Much as I would like to, there just isn’t. I could spend an eternity exploring Melbourne’s laneways, amazing cafes, bars, parks, etc. Why not stay? Some might ask. The truth is, I don’t know if Ottawa is my future home ‘in my heart’… but as I get older, I think about where I’d like to settle down. I love Australia, but I can’t see myself living here the rest of my life. It is a beautiful, fascinating, picturesque place, but it is so far from the family and friends I hold so dear. Everywhere I go, I consider if I could see a future – I tried it in New Zealand, tried it here, heck, I tried it in Edinburgh – but for now, Canada is home. Until some place, or someONE changes that, I will go with what feels right. That’s all any of us can do.
The point is, even with my talk of “fears of getting older”, of “being single”, of comparing myself to everyone else moving ahead with their lives on the timeline of what society seems to expect, I am, essentially, happy. So very happy. I would never in a million years regret this year and all the experiences it has given me, even if I do have to go home back to a sort of square one. This year has given me so much, and it’s not done giving.
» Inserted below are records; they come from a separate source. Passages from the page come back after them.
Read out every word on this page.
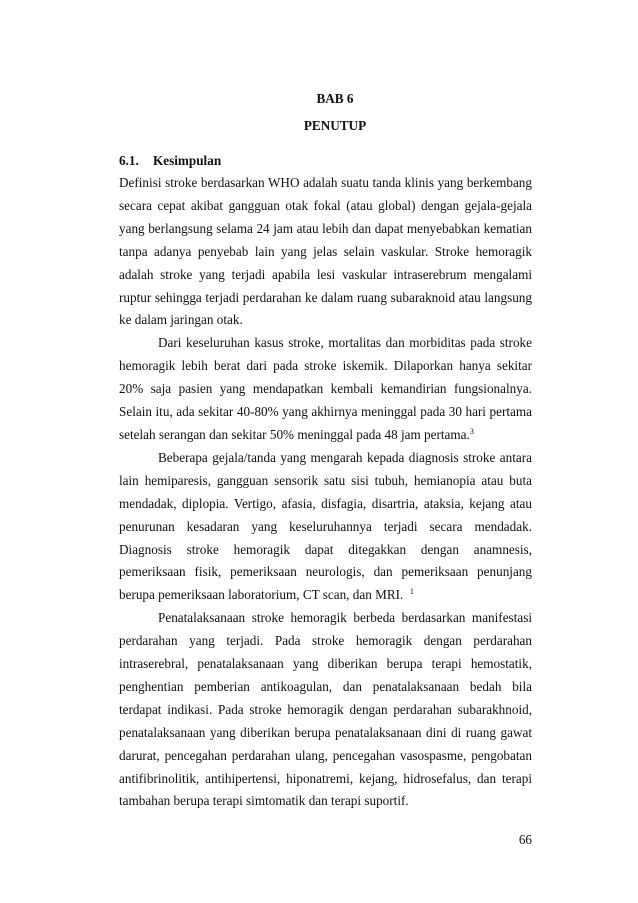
BAB 6
PENUTUP
6.1. Kesimpulan

Definisi stroke berdasarkan WHO adalah suatu tanda klinis yang berkembang secara cepat akibat gangguan otak fokal (atau global) dengan gejala-gejala yang berlangsung selama 24 jam atau lebih dan dapat menyebabkan kematian tanpa adanya penyebab lain yang jelas selain vaskular. Stroke hemoragik adalah stroke yang terjadi apabila lesi vaskular intraserebrum mengalami ruptur sehingga terjadi perdarahan ke dalam ruang subaraknoid atau langsung ke dalam jaringan otak.

Dari keseluruhan kasus stroke, mortalitas dan morbiditas pada stroke hemoragik lebih berat dari pada stroke iskemik. Dilaporkan hanya sekitar 20% saja pasien yang mendapatkan kembali kemandirian fungsionalnya. Selain itu, ada sekitar 40-80% yang akhirnya meninggal pada 30 hari pertama setelah serangan dan sekitar 50% meninggal pada 48 jam pertama.$^3$

Beberapa gejala/tanda yang mengarah kepada diagnosis stroke antara lain hemiparesis, gangguan sensorik satu sisi tubuh, hemianopia atau buta mendadak, diplopia. Vertigo, afasia, disfagia, disartria, ataksia, kejang atau penurunan kesadaran yang keseluruhannya terjadi secara mendadak. Diagnosis stroke hemoragik dapat ditegakkan dengan anamnesis, pemeriksaan fisik, pemeriksaan neurologis, dan pemeriksaan penunjang berupa pemeriksaan laboratorium, CT scan, dan MRI. $^1$

Penatalaksanaan stroke hemoragik berbeda berdasarkan manifestasi perdarahan yang terjadi. Pada stroke hemoragik dengan perdarahan intraserebral, penatalaksanaan yang diberikan berupa terapi hemostatik, penghentian pemberian antikoagulan, dan penatalaksanaan bedah bila terdapat indikasi. Pada stroke hemoragik dengan perdarahan subarakhnoid, penatalaksanaan yang diberikan berupa penatalaksanaan dini di ruang gawat darurat, pencegahan perdarahan ulang, pencegahan vasospasme, pengobatan antifibrinolitik, antihipertensi, hiponatremi, kejang, hidrosefalus, dan terapi tambahan berupa terapi simtomatik dan terapi suportif.

66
I’ve had days where I wondered if it could feel wrong to feel so happy. I believe whatever brings us happiness is perfectly deserved, and no one should make us feel any less. I like to think I’ve become pretty good at going against the grain and doing what feels right in my heart. I voice my fears and doubts but I am comforted in knowing that in the end, I will always go with what feels right. Right now, even with those I love leaving, everything still feels right. I will hold onto that. I have been teaching Grade 2 for 5 weeks and while I lamented having to ‘have a full time commitment’, as my ex predicted, it has actually been quite rewarding and good to feel like a real time teacher. I am keeping busy and making the most of my days as I’ve wanted, seeing friends in the evenings and road tripping on weekends. In the end, life is what you make it. I am choosing to be present, and to make the most of the time given to me. Wherever you are, know that I am happy, and I hope that you are doing the same.